As someone who has little to no prior knowledge of the lore behind the Warhammer 40k universe, “Space Marine” did a decent job of crafting a story that is still tangible for players new to the 40k universe and veterans alike. In fact, after 6 hours and nearly completing the game, it piqued my interest and made me want to learn more about Games Workshop’s Warhammer 40k franchise. There were times when I didn’t understand what some characters were talking about, and there were moments when I felt kind of interested in learning more about a certain faction or enemy.
The gameplay of “Space Marine” is repetitive, but satisfying and fun. It includes a mix of shooting and hack and slash mechanics. The gun mechanics are similar to “Gears of War,” and despite only being able to hold a maximum of four weapons, players unlock new weapons as they progress through the game. Now, the hack and slash mechanics of this game are reminiscent of the “Darksiders” franchise which is probably what makes this game so entertaining. Players can unlock and choose from different melee weapons to fight enemies and perform different combos to unleash carnage upon the Ork hordes. What’s probably most ridiculous about the game is the fact that players can only regenerate health by stunning and performing violent executions on their enemies. Enemies are literally walking health packs. Probably the most entertaining sections of the game were the couple of times players were able to equip jump packs. There’s nothing more satisfying than jumping 50 feet into the air and crashing down on the enemies with a giant power hammer.

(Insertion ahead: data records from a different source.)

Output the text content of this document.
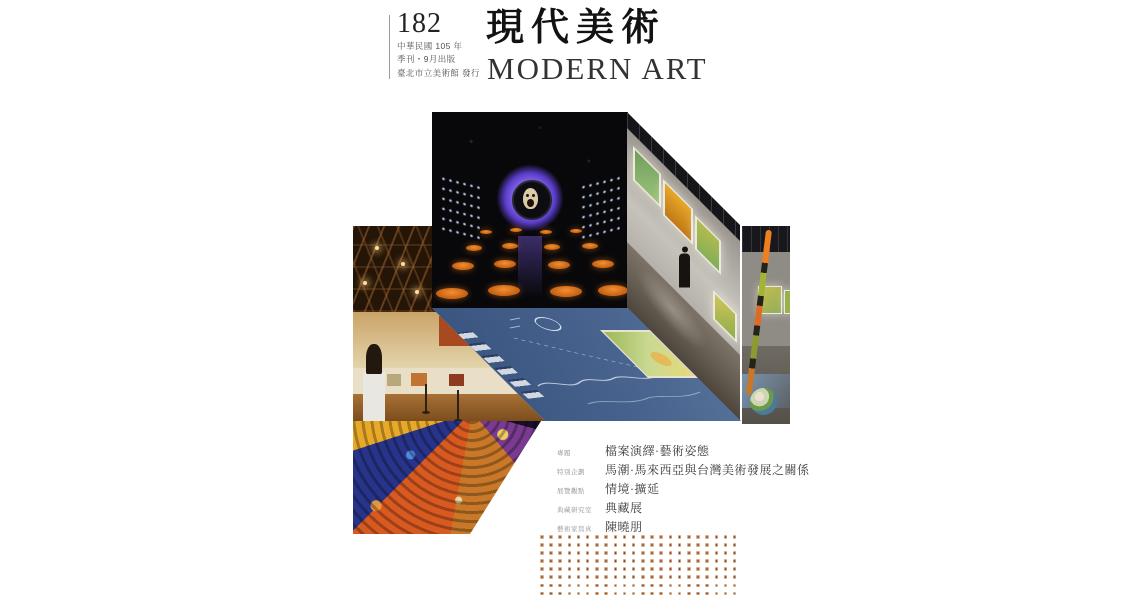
182
中華民國 105 年
季刊・9月出版
臺北市立美術館 發行
現代美術
MODERN ART
專題	檔案演繹·藝術姿態
特別企劃	馬潮·馬來西亞與台灣美術發展之關係
展覽觀點	情境·擴延
典藏研究室	典藏展
藝術家寫真	陳曉朋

Playing “Space Marine” is fun, but the gameplay gets slightly repetitive after a while with just shooting at enemies and slashing them to pieces. At first, I was surprised and excited by the cool executions, but it quickly felt like routine. As I would walk, or just hold the sprint button to go from objective to objective, things often felt quiet with no dialogue between characters to fill the silence. The only sound was the stomping of boots. The story was decent enough that I could understand some of what was going on, but I also didn’t find myself terribly invested in paying attention to all of it.
If you’re a fan of Warhammer and haven’t already played this, then it might be worth checking out. If you’re new to the Warhammer universe, then I would recommend this game if it’s on sale. “Space Marine” is a very average game. It’s entertaining enough to make you complete the campaign and have some fun for a few hours, but it’s not groundbreaking or amazing in any way.